Türkiye, bu düzenin neresinde olacak?
Buraya kadar yeni bir dünya düzeninin kurulmakta olduğu konusunda hemfikirsek, İnönü'nün sözünün ikinci kısmına dönelim:
Türkiye bu düzende yerini alacak mı?
Elbette alacak… Ama nasıl?
İşte bu noktada kesin bir cevap vermek zor.
Ankara, yani devlet mi, AK Parti mi, yoksa bu ikisinin iç içe geçmiş hali mi, yeni dünyada kendine bir yer bulmaya çalışıyor.
Son yıllarda izlenen aktif dış politika, Türkiye'ye bazı alanlarda masada söz sahibi olma avantajı kazandırdı.
Peki bu yeni rol hangi bölgelerde şekilleniyor?
- Suriye merkezli Ortadoğu stratejisi
- Türkiye, Esad'ın devrilmesi ve yeni kurulan Suriye yönetiminde etkili olma hedefini sürdürüyor.
- İstediği sonuca ulaştı mı? Tartışmalı.
- Ancak kesin olan şey şu: Türkiye, yeni Suriye'de artık masada.
- İran ve bölgedeki güç mücadelesi
- Suriye'de en büyük yenilgiyi alan İran oldu.
- Tahran'ın Lübnan, Yemen ve Suriye üzerinden yürüttüğü strateji zayıflıyor.
- "Savaşı kendi topraklarının dışında tutma" politikası çökmek üzere.
- Yakın gelecekte İran'ın savaşı kendi sınırlarında hissetme ihtimali hiç olmadığı kadar yüksek.
Bu süreçte Türkiye, Ortadoğu denkleminde bir oyuncu mu olacak, yoksa bir satranç taşı mı?
- Türkiye'nin kendi kaderini belirlemesi: Terörsüz Türkiye
Şu soruların cevabını netleştirmek zorundayız:
- Türkiye, bölgesel bir güç mü olacak, yoksa küresel oyun kurucular arasında mı yer alacak?
- Sadece Ortadoğu'da mı etkili olmak istiyor, yoksa Avrupa ve Asya'daki güç dengelerine de dahil mi olacak?
İşte bu noktada dış güçlerin ve istikrarsız komşuların Türkiye'yi nasıl etkilediğini göz ardı edemeyiz.
- Suriye, İran ve Irak gibi istikrarsız komşular büyük sorunlar yaratırken,
- ABD ve İsrail gibi küresel güçler, bölgeyi yeniden şekillendirmeye çalışıyor.
Trump, Ortadoğu'ya züccaciye dükkanına giren bir fil gibi dalacak.
Peki, Türkiye ne yapacak?
Ya terörle boğuşup kendi bataklığına saplanacak, ya da bu sorunu çözerek yeni dünya düzeninde güçlü bir yer edinecek.
Kocaman bir "AMA"
Anlatmaya çalıştığım bu düzende tren yol aldı, gidiyor.
Ya bu trene güçlü bir şekilde binip yön vereceğiz ya da birbirimizin yüzüne bakamayacak şekilde kavgaya devam edeceğiz.
Gelin şu tabloya bakalım:
- Fikirlerini belirttiği için gözaltına alınan iş insanları…
- İşini yaptığı için tutuklanan gazeteciler…
- Her gün yeni garip soruşturmalar…
Türkiye bu şekilde mi güçlü olacak?
Şu soru artık kaçınılmaz:
Eğer Türkiye yeni dünya düzeninde güçlü bir yer almak istiyorsa, içeride de güçlü olmak zorunda.
Peki, bir ülke nasıl güçlü olur?
ChatGPT'ye sordum.
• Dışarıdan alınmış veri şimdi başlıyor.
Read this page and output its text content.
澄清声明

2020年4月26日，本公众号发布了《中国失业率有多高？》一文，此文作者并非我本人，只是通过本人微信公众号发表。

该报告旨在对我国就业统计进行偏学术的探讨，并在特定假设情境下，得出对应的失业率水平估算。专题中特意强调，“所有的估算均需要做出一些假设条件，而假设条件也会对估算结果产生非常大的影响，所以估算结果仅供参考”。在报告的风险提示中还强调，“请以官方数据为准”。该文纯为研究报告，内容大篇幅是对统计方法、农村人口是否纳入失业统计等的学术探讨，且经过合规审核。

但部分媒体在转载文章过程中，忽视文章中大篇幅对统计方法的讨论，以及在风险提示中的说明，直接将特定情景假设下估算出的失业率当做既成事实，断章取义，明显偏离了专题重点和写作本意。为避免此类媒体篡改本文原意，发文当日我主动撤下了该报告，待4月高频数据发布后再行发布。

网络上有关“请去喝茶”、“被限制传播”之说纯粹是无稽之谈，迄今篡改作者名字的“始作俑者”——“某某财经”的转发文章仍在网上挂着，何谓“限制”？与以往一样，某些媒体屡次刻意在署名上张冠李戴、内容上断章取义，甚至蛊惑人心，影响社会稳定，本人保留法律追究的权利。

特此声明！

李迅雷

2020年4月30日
Onun yalancısıyım:
- Hukukun üstünlüğü
- Güçlü demokrasi
- Ekonomik güç
- Stratejik özerklik
Bunları sağlamadan yeni dünya düzeninde söz sahibi olmak mümkün mü?
İsmet İnönü'yle başladım, Mustafa Kemal Atatürk'le bitireyim:
Yurtta sulh, cihanda sulh.
Önce evde huzur ve barış, sonra bölgede güç…
*Bu makalede yer alan fikirler yazara aittir ve Independent Türkçe'nin editöryal politikasını yansıtmayabilir.